Open kmehant opened 4 months ago
This issue has been automatically marked as stale because it has not had recent activity. If you think this still needs to be addressed please comment on this thread.
@lvwerra requesting your opinion.
@kmehant thanks for sharing this feature request. Can you briefly describe why you need this feature? Or why you can't do without this feature? It's undoubtedly an interesting feature to have, but I'm worried about the implementation, which risks adding yet another level of complexity.

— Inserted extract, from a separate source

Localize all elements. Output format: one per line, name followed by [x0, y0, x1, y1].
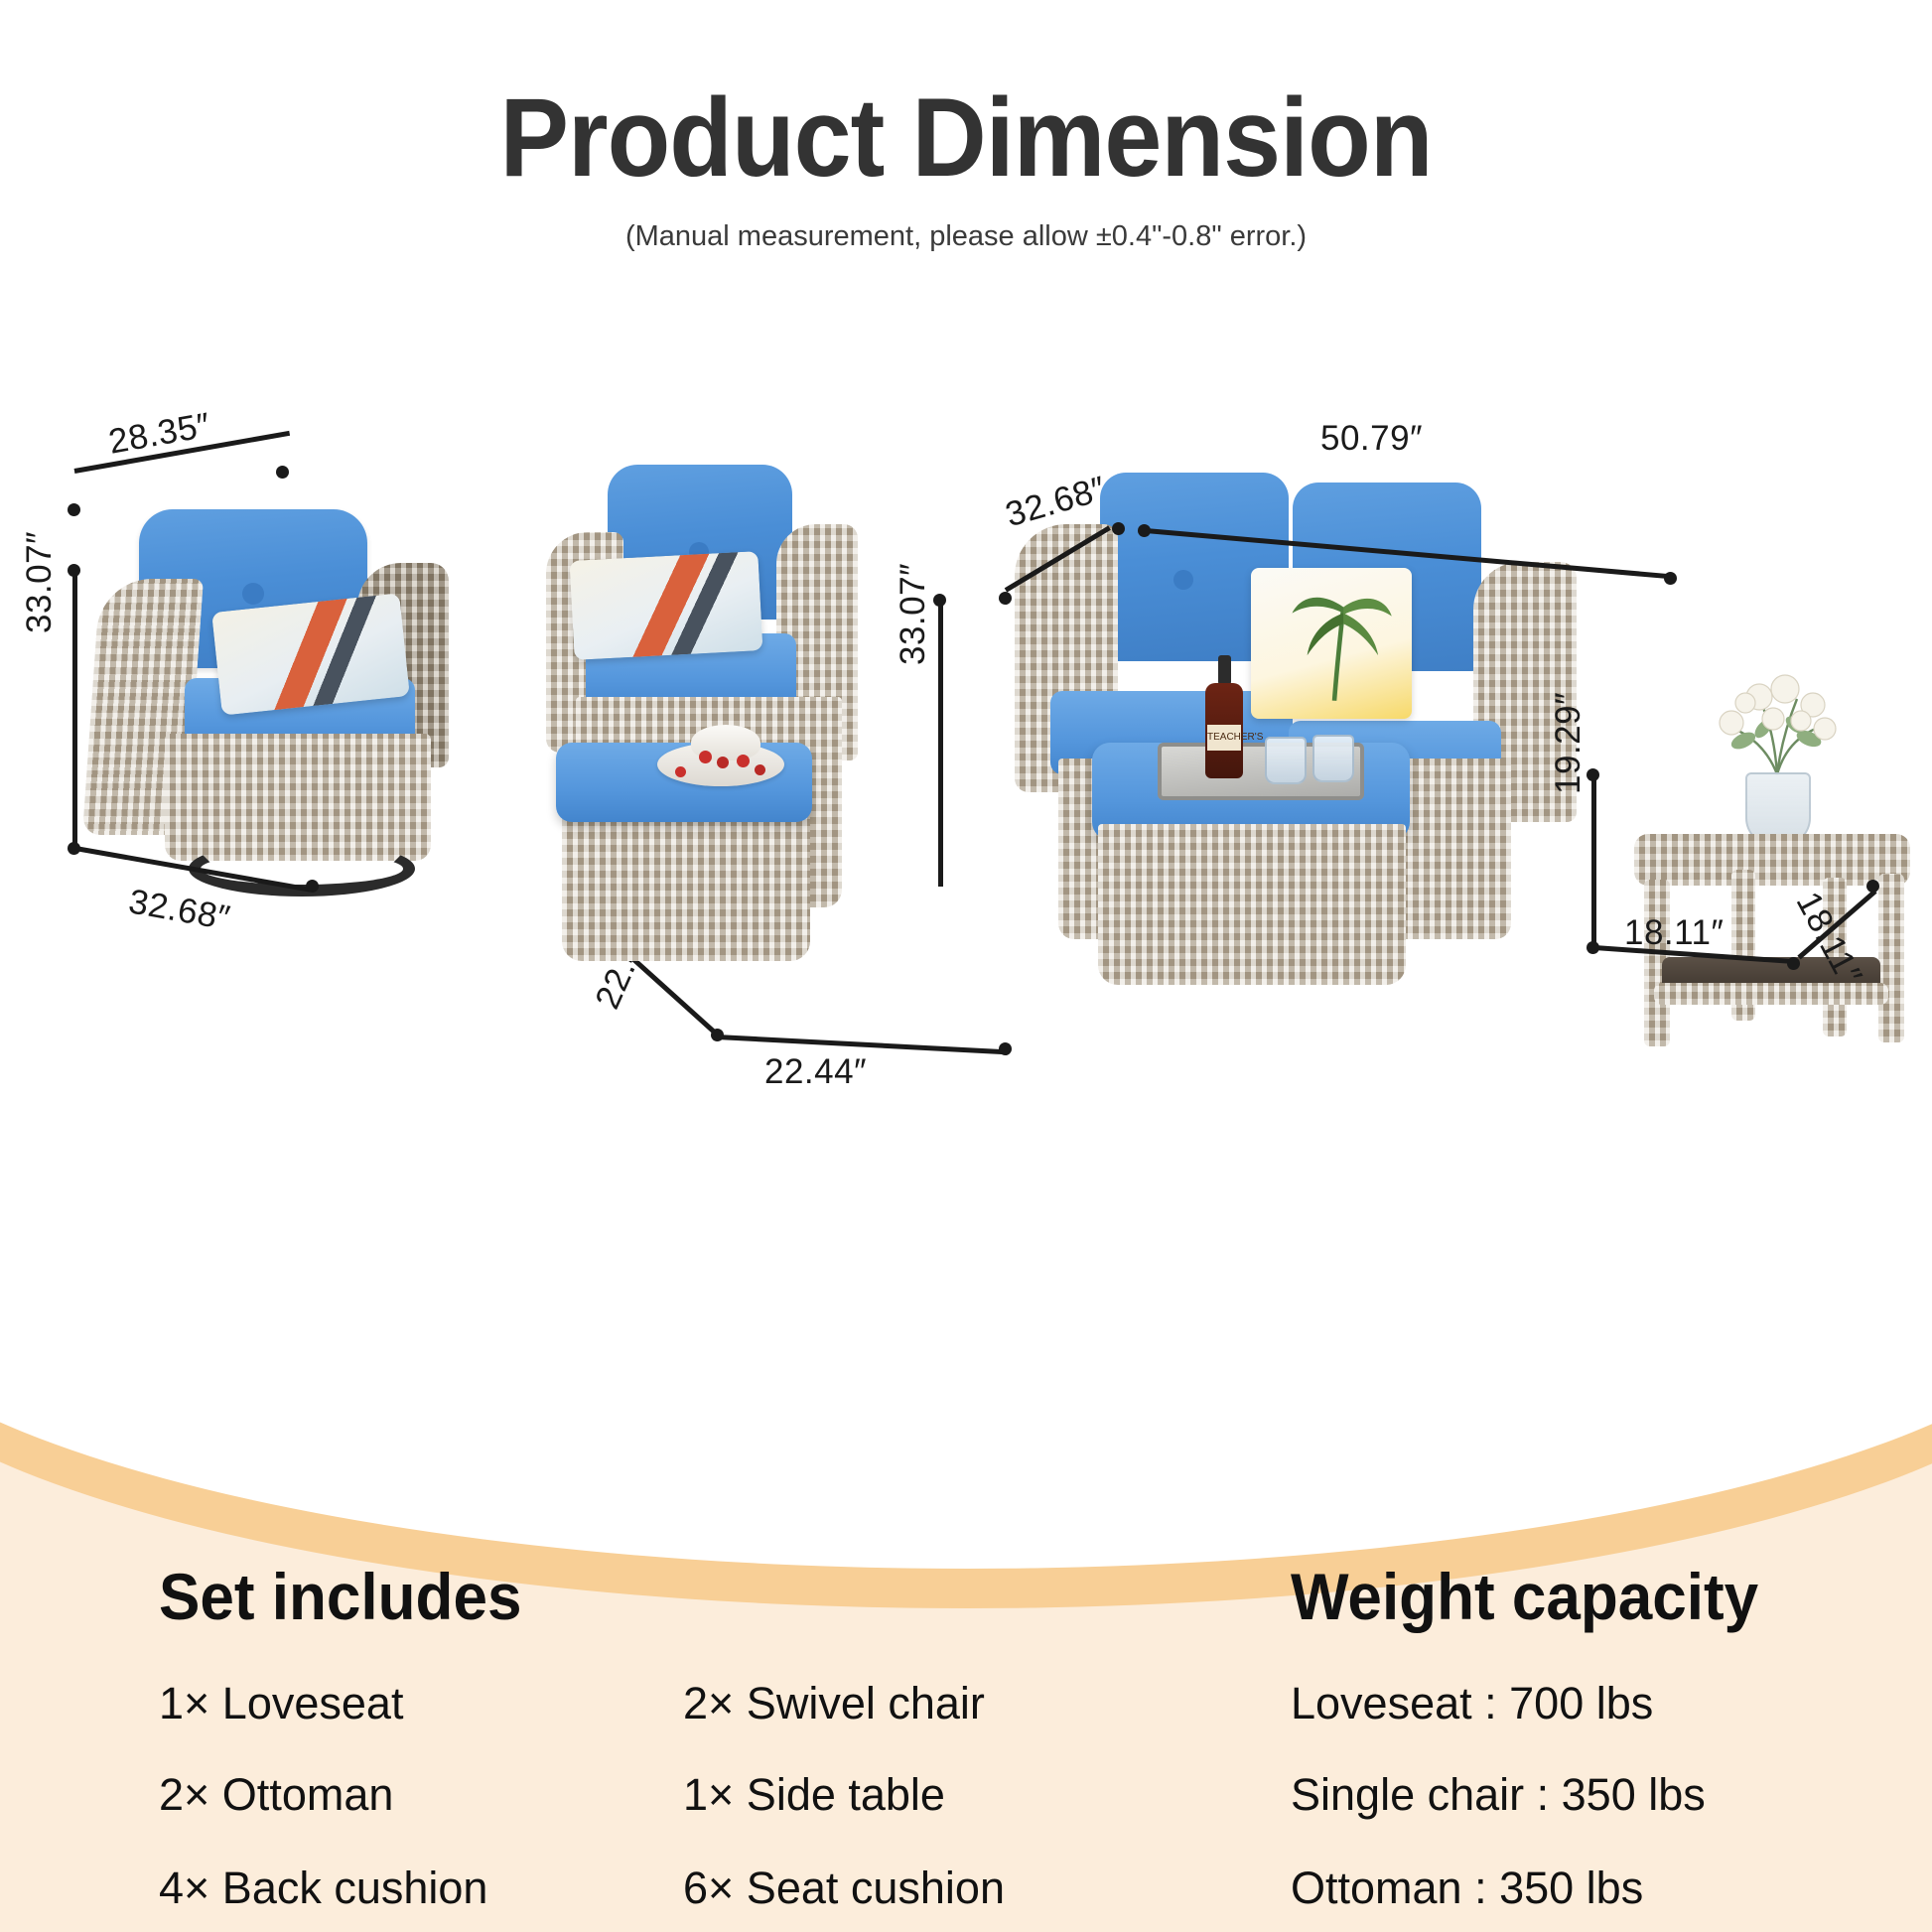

Have you found a way of implementing it? What elements are affected by the changes?
@qgallouedec thanks for circling back.
In my opinion supporting is not complex. Here is a version implementing this - https://github.com/kmehant/trl/tree/pack-pretok
changes / comparison with main - https://github.com/huggingface/trl/compare/main...kmehant:trl:pack-pretok?expand=1
Steps to try this version
Install trl from my fork
git clone -b pack-pretok https://github.com/kmehant/trl.git
cd trl
pip install .
Sample training code
from trl import SFTTrainer
from transformers import AutoTokenizer
tok = AutoTokenizer.from_pretrained("TinyLlama/TinyLlama-1.1B-Chat-v1.0")
t = tok.encode("We adopted exactly the same architecture and tokenizer as Llama 2.")
d = {"input_ids": [t]*10}
import datasets
data = datasets.Dataset.from_dict(d)
trainer = SFTTrainer(
"TinyLlama/TinyLlama-1.1B-Chat-v1.0",
train_dataset=data,
max_seq_length=10,
packing=True,
)
trainer.train()
Sample output looks like
{'train_runtime': 18.4487, 'train_samples_per_second': 2.927, 'train_steps_per_second': 0.163, 'train_loss': 2.972621281941732, 'epoch': 3.0}
100%|███████████████████████████████████████████████████████████████████████████████████████████████████████████████████████████████████████████████████████████| 3/3 [00:18<00:00, 6.15s/it]
TrainOutput(global_step=3, training_loss=2.972621281941732, metrics={'train_runtime': 18.4487, 'train_samples_per_second': 2.927, 'train_steps_per_second': 0.163, 'total_flos': 3351820124160.0, 'train_loss': 2.972621281941732, 'epoch': 3.0})
Thank you. I can raise a PR out of this and add tests as needed.
Thanks! It's actually simpler than I expected.
Can you open a PR?
Would it be possible to directly infer if the dataset is tokenized in ConstantLengthDataset
?
@qgallouedec Have raised a PR here - https://github.com/huggingface/trl/pull/2011
Would it be possible to directly infer if the dataset is tokenized in ConstantLengthDataset?
Thanks, included that in the PR.
@qgallouedec any update on this thread? Thanks
At this point, trl returns the dataset as is if the provided dataset has signs of being tokenized already. https://github.com/huggingface/trl/blob/98ad01ddfd1e1b67ec018014b83cba40e0caea66/trl/trainer/sft_trainer.py#L503
Additionally, I see the ConstantLengthDataset https://github.com/huggingface/trl/blob/98ad01ddfd1e1b67ec018014b83cba40e0caea66/trl/trainer/utils.py#L426 has been written only in support of data that is not pretokenized and it should be possible to extend to pretokenized case as well.
Is there of any interest to support packing for pretokenized datasets? if so, I will be interested to contribute.